Heads up: several vulnerabilities fixed

Thank you very much for doing this. It is appreciated.

Any chance you, Daniel, or DigeeX requested a CVE for this?

It’s in progress, we have written the descriptions and will request them on weekend

CVE-2020-25787, CVE-2020-25788 and CVE-2020-25789 have been assigned to our findings

We have published our full report (PDF), together with a blog post. I’ll be here to answer further questions and we can all get this sorted out together.

Thank you to both of you for finding and fixing these issues in a positive way. It’s always a tricky problem when issues like this are reported. I’m very pleased that everything was resolved.

I know this might incur the wrath of fox … but to all the localhost and site:port whiners there may be a way for you to use the new more secure tt-rss still w/o really securing your install if you don’t want.

The CVE’s were written against the base application and not the plugins; you can reopen your own vulnerabilities if you want to. I am not advising it, just pointing it out. AFAIK the plugin hooks occur b/f the sanity checks.

You can write a plugin (hopefully with an approved url list configured via prefs to limit the blast zone) that does its own curl_exec. Then you can do whatever the heck you want, including shot your own foot. But :man_shrugging:

I wouldn’t suggest asking anyone on the list to write it for you though.

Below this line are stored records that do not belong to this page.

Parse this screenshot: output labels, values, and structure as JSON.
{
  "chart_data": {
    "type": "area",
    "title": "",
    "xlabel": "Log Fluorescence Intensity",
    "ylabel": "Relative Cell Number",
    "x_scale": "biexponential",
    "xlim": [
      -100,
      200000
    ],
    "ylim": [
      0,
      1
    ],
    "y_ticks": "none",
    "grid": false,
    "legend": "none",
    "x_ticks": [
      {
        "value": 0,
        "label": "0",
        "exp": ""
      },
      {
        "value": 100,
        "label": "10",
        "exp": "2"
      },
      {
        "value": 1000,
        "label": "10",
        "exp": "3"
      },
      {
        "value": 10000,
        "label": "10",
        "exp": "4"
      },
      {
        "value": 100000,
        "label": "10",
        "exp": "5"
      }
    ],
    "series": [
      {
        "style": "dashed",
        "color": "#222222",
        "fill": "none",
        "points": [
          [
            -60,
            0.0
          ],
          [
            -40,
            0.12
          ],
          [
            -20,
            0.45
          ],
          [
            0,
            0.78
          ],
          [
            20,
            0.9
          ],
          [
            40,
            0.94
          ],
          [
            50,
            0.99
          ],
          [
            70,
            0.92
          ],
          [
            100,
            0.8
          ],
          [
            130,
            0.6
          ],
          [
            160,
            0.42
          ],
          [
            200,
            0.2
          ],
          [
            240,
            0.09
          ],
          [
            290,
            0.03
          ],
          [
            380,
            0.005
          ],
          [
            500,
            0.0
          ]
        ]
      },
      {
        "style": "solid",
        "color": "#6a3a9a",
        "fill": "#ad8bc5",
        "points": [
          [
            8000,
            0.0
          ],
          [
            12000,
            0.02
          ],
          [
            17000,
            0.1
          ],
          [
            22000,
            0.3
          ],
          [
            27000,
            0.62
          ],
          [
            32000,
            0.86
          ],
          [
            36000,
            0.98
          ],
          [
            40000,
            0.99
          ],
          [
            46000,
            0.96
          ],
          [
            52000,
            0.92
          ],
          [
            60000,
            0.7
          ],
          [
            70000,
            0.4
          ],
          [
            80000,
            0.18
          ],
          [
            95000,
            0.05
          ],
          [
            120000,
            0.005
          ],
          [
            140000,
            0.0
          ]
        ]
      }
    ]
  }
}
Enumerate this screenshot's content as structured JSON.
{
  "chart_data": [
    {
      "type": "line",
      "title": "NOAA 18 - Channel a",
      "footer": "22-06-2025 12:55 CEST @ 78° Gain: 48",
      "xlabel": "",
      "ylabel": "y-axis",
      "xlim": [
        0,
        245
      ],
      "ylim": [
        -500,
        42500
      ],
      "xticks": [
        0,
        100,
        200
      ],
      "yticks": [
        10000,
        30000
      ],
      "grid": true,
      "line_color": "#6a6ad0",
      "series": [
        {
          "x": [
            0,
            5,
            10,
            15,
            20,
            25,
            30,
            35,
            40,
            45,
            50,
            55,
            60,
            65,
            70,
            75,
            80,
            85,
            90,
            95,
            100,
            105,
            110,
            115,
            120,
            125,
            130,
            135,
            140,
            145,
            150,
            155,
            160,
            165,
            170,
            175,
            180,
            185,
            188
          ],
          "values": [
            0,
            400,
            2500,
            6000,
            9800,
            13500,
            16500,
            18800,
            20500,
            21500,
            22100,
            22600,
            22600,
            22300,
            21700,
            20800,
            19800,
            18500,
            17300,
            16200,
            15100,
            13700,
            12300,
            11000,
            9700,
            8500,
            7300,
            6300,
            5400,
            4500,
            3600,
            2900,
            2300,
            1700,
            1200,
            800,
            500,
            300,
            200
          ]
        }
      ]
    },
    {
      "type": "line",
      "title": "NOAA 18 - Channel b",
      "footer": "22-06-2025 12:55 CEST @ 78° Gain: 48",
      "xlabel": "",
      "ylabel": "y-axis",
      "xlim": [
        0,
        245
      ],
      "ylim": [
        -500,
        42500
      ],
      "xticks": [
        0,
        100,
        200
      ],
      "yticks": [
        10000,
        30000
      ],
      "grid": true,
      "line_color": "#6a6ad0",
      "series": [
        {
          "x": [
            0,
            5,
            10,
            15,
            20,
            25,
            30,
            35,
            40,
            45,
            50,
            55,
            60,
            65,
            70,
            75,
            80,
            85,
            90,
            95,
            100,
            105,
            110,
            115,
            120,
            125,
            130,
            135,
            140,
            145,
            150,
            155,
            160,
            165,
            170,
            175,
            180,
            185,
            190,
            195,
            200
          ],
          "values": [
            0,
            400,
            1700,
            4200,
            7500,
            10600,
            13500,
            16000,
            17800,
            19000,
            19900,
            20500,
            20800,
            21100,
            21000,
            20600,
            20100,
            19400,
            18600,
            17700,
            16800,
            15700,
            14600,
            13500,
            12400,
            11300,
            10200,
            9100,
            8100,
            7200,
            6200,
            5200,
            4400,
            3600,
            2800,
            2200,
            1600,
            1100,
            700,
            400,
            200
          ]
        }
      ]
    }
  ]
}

Let the probation begin … 3 … 2 … #$%@ connection lost

yeah this was actually mentioned above (or in a different thread?). anyone could make an “unsafe_fetch” plugin which would hook on HOOK_FETCH_FEED or w/e and just do the thing.

(i don’t think there’s a way to hook on fetching other arbitrary URLs so this won’t enable caching and stuff like that.)

to me, the important part is that i’m not the one responsible, i can’t (and won’t) try to stop anyone from shooting himself in the foot, if he so desires.

core code is open source anyway, anyone could simply patch the necessary code to prevent any URL checks, no plugin needed.

don’t be so dramatic :slight_smile:

Would you mind clarifying what you mean by this please? What is the better alternative for people (like me) who are not aware of the latest trends?
Does this mean everything has to be behind a reverse proxy nowadays, and the default entry point should be the default ports? Does this mean local services have to be reached through an external IP?

As suggested in other threads (ex: “regression-some-atom-feeds-broken”) I have setup a reverse proxy, but this means opening the default port to reach a non-default port.
And this also means I have to hit a local gateway (router) in order to access services on the same machine, which sounds a bit ridiculous… but is that the correct way to do it now?

Thanks for your time, thanks Daniel and his colleagues at DigeeX, and thanks fox.

“hi plz teach me basics of networking and how to set up multiple random web services on my host, properly, for free” goes way beyond the scope of this forum, i think.

that aside, here’s some brief answers:

standard ports, yes

reverse proxy, if necessary (one exception could be services provided by containers linked onto tt-rss docker network, however you still need to use standard ports)

no

no

if you have any other questions, i suggest starting on this long, perilous, and largely unrewarding road of becoming a junior linux sysadmin by using your favorite search engine. good luck.

Thanks fox, no worries. I should have worded by questions better. By “external IP” and “local gateway” I meant a LAN IP address such as “192.168.x.x”. My bad.
BRB getting a degree in system administration.